The Chancellor picked out the exporters as suffering yesterday, blaming the using overseas woes to explain away over-optimistic growth forecasts that were sharply cut. If you think it’s tough here, was the message, just look at France’s economic woes or Spain, where the dole queues snake around the block.

Yet many of the major European markets have recovered better than us after the financial crisis, mainly because no other nation was so dependent  on financial services for its economic prosperity.

That skew will never be as pronounced again. Not only has the banking levy – in effect a tax on any bank that is headquartered here – increased once more, but Mr Osborne continues to exclude the banks, who are learning to live with the higher cost of regulation, from taking advantage of the falling rates of corporation tax too.

Bringing that headline tax rate down another notch is a measure meant to lure headquarters here, and it seems to have been working already. The insurer Aon made a strong statement by relocating from Chicago to the City of London. That’s great for jobs but, as recent skirmishes with multi-nationals show, the firms must turn a profit if the Chancellor is to reap the full benefit.

For the exporters, their prosperity depends on what they are selling and to whom. The last time I checked, Britain was exporting more to Denmark than Brazil. The trick is to help re-engineer trade routes, hence Mr Osborne throwing more cash at export agency UKTI, which business chiefs have been praising of late.

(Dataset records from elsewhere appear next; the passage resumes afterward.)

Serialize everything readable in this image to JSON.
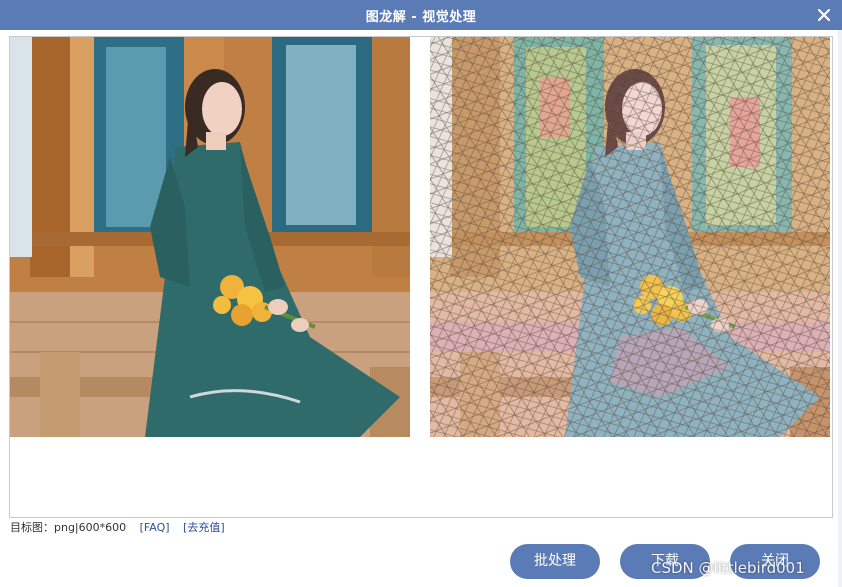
{
  "window": {
    "title": "图龙解 - 视觉处理",
    "accent_color": "#5b7bb6"
  },
  "preview": {
    "original_image": "photo-woman-in-teal-dress-with-sunflowers",
    "processed_image": "stained-glass-style-filtered-photo"
  },
  "info": {
    "target_label": "目标图：png|600*600",
    "faq_link": "[FAQ]",
    "recharge_link": "[去充值]"
  },
  "buttons": {
    "batch_label": "批处理",
    "download_label": "下载",
    "close_label": "关闭"
  },
  "watermark": "CSDN @littlebird001"
}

And for those with few routes abroad – usually small firms struggling to make their mark – helping them to take their first steps comes in the form of £1.5bn put aside for trade finance. Back at home, it is a question of getting help to the sectors that really need it. The service sector has shown it can take of itself even if the baristas in Starbucks aren’t quite so busy while their paymasters work out how much tax they are prepared to pay the Exchequer.

Companies in this sector are responsible for many of the 1.2 million private-sector jobs created since the Coalition took power – there are many part-time posts, yes, but jobs all the same.

It is the manufacturers who are struggling, according to recent data, and the construction industry remains on its back. Reviving the private finance initiatives might be the way forward. Anything that connects pension fund money with schemes for road, rail and schools, really. Here is an area where the Government should have acted far sooner. Regulators and ratings agencies that cast an eye over national finances are relaxed about debt racked up on infrastructure projects, particularly if they can create jobs and growth in the down-cycle.

An early move by the Coalition would have meant shovels would be in the ground by now but – aside from Crossrail, which is redrawing several London boroughs – there aren’t enough hard hats out there.

What else? Measures for roads, scientific research and broadband ticked a number of boxes. A strategy that can make Britain a hub for shale gas extraction in a way that Aberdeen is Europe’s oil capital could bear fruit.

Bosses gave the overall package a guarded welcome, as they always do on day one. More of the same; moving in the right direction was the boardroom feedback. And will it engender confidence? Among squeezed workers and savers, it might not. But if British firms start to invest some of the £300bn on which they are sitting, we may be getting somewhere at last.